Yeast lifespan variation correlates with cell growth and SIR2 expression.

机构信息

Department of Cell Biology and Biochemistry, Texas Tech University Health Sciences Center, Lubbock, TX, United States of America.

Center for the Integration of STEM Education & Research, Texas Tech University, Lubbock, TX, United States of America.

出版信息

PLoS One. 2018 Jul 6;13(7):e0200275. doi: 10.1371/journal.pone.0200275. eCollection 2018.

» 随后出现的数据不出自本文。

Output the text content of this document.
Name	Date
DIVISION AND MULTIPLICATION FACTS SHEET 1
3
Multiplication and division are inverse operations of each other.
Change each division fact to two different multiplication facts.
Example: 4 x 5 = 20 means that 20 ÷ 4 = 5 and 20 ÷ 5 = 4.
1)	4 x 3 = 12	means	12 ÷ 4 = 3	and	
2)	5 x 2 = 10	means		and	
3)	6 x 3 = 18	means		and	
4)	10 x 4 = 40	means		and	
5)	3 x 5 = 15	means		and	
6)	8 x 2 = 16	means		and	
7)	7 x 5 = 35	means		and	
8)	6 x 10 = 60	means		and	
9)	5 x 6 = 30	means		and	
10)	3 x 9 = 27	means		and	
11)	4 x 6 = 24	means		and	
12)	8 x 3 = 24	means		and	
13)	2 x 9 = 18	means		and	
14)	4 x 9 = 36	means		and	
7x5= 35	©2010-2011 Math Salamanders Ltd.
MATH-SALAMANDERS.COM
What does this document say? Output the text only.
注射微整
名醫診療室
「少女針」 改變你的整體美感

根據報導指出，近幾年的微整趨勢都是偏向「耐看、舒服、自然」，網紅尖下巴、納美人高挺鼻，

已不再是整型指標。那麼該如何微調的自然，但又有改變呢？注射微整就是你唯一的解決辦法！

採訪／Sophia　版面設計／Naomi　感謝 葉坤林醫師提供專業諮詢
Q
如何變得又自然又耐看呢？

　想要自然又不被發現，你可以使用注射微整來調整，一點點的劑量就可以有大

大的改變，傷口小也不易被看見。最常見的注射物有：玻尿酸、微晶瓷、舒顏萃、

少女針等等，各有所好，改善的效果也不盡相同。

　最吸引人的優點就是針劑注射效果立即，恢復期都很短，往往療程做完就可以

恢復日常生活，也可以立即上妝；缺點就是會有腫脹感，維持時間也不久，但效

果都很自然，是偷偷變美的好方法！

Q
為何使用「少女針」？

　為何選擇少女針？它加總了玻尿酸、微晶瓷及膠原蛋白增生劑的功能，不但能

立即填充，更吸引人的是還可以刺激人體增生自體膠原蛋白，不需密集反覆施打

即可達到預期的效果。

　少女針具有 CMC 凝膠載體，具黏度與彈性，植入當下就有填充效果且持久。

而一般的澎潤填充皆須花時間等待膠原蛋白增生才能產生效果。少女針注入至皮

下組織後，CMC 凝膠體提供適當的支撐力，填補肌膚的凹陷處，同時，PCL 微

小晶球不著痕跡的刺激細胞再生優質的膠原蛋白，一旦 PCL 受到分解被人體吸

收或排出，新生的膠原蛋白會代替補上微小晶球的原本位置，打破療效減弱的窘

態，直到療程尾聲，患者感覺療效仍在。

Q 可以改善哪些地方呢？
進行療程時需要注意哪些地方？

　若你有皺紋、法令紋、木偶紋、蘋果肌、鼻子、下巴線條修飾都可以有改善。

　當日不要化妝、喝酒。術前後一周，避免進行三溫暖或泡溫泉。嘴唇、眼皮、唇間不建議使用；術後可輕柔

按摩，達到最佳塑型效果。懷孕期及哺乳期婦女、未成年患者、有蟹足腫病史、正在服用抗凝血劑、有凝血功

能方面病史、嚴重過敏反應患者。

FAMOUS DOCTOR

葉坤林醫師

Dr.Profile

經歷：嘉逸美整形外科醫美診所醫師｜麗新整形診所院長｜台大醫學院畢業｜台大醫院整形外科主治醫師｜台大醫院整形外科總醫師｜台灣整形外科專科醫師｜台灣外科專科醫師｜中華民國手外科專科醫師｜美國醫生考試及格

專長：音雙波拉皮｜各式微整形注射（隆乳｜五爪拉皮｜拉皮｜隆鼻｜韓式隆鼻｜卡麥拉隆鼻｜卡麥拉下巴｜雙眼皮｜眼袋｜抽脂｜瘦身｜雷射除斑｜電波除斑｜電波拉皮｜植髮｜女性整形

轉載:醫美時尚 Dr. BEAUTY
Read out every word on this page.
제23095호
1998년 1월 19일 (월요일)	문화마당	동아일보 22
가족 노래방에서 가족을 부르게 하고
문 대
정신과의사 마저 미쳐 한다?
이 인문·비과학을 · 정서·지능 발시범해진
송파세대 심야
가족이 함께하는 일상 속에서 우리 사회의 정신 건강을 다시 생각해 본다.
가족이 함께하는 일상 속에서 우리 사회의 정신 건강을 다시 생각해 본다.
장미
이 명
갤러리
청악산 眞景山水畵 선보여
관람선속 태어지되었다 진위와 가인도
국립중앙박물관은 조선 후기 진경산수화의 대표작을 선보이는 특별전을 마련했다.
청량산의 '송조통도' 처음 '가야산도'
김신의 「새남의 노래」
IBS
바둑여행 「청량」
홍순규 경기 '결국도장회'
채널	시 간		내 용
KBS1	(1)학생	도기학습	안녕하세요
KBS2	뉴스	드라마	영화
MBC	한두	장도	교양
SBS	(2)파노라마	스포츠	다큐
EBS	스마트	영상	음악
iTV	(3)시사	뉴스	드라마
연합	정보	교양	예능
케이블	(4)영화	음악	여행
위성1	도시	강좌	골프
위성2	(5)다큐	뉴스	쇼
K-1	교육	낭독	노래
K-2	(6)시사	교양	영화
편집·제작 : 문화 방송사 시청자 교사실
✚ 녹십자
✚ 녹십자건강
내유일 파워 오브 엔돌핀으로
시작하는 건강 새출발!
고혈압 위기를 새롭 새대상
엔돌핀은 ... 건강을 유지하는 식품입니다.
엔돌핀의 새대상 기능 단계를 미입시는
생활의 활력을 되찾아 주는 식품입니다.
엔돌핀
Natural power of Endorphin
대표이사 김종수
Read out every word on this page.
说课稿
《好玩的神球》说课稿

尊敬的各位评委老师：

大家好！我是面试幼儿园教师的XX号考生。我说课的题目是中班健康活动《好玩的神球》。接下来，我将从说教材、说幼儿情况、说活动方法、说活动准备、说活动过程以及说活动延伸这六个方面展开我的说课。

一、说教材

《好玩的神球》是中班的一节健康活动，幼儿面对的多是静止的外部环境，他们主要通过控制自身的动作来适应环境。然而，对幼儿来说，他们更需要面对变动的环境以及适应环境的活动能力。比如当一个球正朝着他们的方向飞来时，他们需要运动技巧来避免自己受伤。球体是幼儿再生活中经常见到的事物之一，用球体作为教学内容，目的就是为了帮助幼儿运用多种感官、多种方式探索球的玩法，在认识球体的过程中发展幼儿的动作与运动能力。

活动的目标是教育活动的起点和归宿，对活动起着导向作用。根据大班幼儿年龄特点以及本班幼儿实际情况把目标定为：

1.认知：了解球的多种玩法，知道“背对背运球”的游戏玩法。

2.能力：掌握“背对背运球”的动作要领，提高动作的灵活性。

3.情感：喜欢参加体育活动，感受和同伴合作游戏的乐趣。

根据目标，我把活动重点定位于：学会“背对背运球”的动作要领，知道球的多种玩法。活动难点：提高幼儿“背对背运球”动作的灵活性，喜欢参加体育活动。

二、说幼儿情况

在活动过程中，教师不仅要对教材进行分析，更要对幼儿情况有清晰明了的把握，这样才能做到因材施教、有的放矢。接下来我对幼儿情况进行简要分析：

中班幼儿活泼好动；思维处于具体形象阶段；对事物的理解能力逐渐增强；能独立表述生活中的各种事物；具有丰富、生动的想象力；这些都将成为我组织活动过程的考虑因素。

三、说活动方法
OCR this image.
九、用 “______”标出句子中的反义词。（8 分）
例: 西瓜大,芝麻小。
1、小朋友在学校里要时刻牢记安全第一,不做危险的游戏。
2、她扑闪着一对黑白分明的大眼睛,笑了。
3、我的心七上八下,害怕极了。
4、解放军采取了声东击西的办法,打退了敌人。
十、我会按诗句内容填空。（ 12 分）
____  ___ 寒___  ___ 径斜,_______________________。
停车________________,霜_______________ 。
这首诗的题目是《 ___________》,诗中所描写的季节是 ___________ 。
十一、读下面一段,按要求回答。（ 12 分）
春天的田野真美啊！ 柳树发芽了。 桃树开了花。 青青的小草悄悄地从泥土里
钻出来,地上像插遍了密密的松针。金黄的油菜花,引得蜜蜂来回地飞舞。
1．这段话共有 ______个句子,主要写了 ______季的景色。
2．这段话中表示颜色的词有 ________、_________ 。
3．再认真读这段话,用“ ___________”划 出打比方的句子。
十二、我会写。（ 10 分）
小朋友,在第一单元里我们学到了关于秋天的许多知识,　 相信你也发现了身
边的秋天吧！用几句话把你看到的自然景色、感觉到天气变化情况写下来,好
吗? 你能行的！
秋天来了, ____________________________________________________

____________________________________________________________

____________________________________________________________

DOI:10.1371/journal.pone.0200275

PMID:29979754

原文链接:https://pmc.ncbi.nlm.nih.gov/articles/PMC6034835/

Abstract

Isogenic wild type yeast cells raised in controlled environments display a significant range of lifespan variation. Recent microfluidic studies suggest that differential growth or gene expression patterns may explain some of the heterogeneity of aging assays. Herein, we sought to complement this work by similarly examining a large set of replicative lifespan data from traditional plate assays. In so doing, we reproduced the finding that short-lived cells tend to arrest at senescence with a budded morphology. Further, we found that wild type cells born unusually small did not have an extended lifespan. However, large birth size and/or high inter-generational growth rates significantly correlated with a reduced lifespan. Finally, we found that SIR2 expression levels correlated with lifespan and intergenerational growth. SIR2 expression was significantly reduced in large cells and increased in small wild type cells. A moderate increase in SIR2 expression correlated with reduced growth, decreased proliferation and increased lifespan in plate aging assays. We conclude that cellular growth rates and SIR2 expression levels may contribute to lifespan variation in individual cells.

摘要

在受控环境中培养的同源野生型酵母细胞表现出显著的寿命变化范围。最近的微流控研究表明，差异生长或基因表达模式可能解释了一些衰老测定的异质性。在此，我们试图通过类似的方法来补充这项工作，同样检查来自传统平板测定的大量复制寿命数据。这样做，我们重现了短寿命细胞往往在芽殖形态的衰老时停滞的发现。此外，我们发现出生时异常小的野生型细胞没有延长的寿命。然而，大的出生大小和/或高的代际生长速率与寿命缩短显著相关。最后，我们发现 SIR2 表达水平与寿命和代际生长相关。SIR2 的表达在大细胞中显著降低，在小的野生型细胞中增加。SIR2 表达的适度增加与平板老化测定中的生长减少、增殖减少和寿命延长相关。我们得出结论，细胞生长速率和 SIR2 表达水平可能导致个体细胞寿命变化。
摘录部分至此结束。